Mark's Mailbag are occasional posts to the blog in response to questions people submit on the Fishing 411 website.  Mark personally responds to the question and when relevant, we repost his answer here.  If you have a question you would like to ask Mark, please visit us at

On December 25, 2014, John writes:  "Hi Mark. Merry Christmas to you and your family. The last few years I've enjoyed making my own harnesses . Have you ever tried circle hooks so you don't hook the smaller ones so deep? If so what size ?"

Circle Hook
Mark replies:  Circle hooks are a great invention, but they are designed for targeting powerful fish like saltwater species and larger freshwater species including musky, catfish, stripers, etc. When these powerful fish bite the circle hook is set without having to physically jerk the rod. Circle hooks are most often used in combination with live or cut bait.

It seems obvious that using a circle hook would work well for certain live bait fishing applications like fishing crawler harnesses for walleye. Actually, I find that circle hooks do not function well for walleye live bait fishing applications.

Walleye routinely bite so light that they don’t get “hooked” on the initial strike. Walleye also have the unnerving habit of sucking in a bait, only to blow it back out almost instantly. When using traditional “beak” style live bait hooks that have an
exposed hook point, there is a better chance the hook will prick the tissue on the inside of the fish’s mouth. If the hook pricks the tissue when the fish turns and runs away it will essentially be setting the hook deeper into it’s mouth.

The author’s “Big Brother” Mike Romanack caught this nice walleye using
traditional beak style live bait hook. Beak hooks feature a hook point that
is straight and exceptionally sharp enabling the hook to prick and hold
hard tissue inside the mouth of the walleye with very little resistance.
Using a  circle hook would enable the walleye to more easily blow out the bait without getting hooked. If the fish turns to run with the bait in it’s mouth and then feels resistance, it can still blow out the bait without getting hooked when circle hooks are used.

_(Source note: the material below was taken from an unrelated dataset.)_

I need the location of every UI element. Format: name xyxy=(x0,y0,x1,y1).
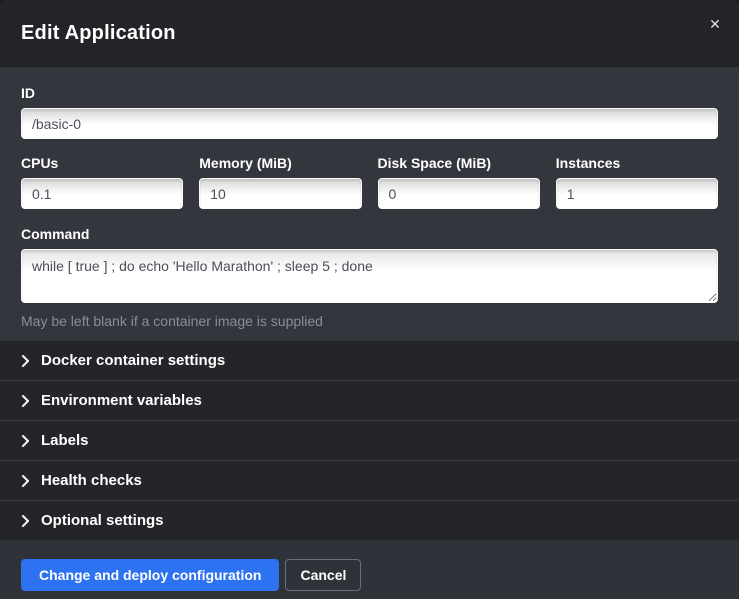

Note the large No. 2 beak hooks used by Jake Romanack to catch this
Saginaw Bay walleye. Big hooks help in hooking and holding more walleye.
Red hooks like these are also a favorite of both Jake and Mark.
My advice is to stay with a good quality beak style hook for walleye crawler harness rigging. I favor using two No. 2 size hooks when targeting open water fish on places such as Saginaw Bay, Lake Erie, Green Bay, etc., where the average fish is likely to be 20 inches long or greater. On in-lake lakes where the fish run small or where weeds are an issue, I will often rig my harnesses using a pair of No. 4 beak hooks. Using super sharp premium hooks or sharpening the hooks using a flat file is the best defense against a fish biting and then spitting out the rig.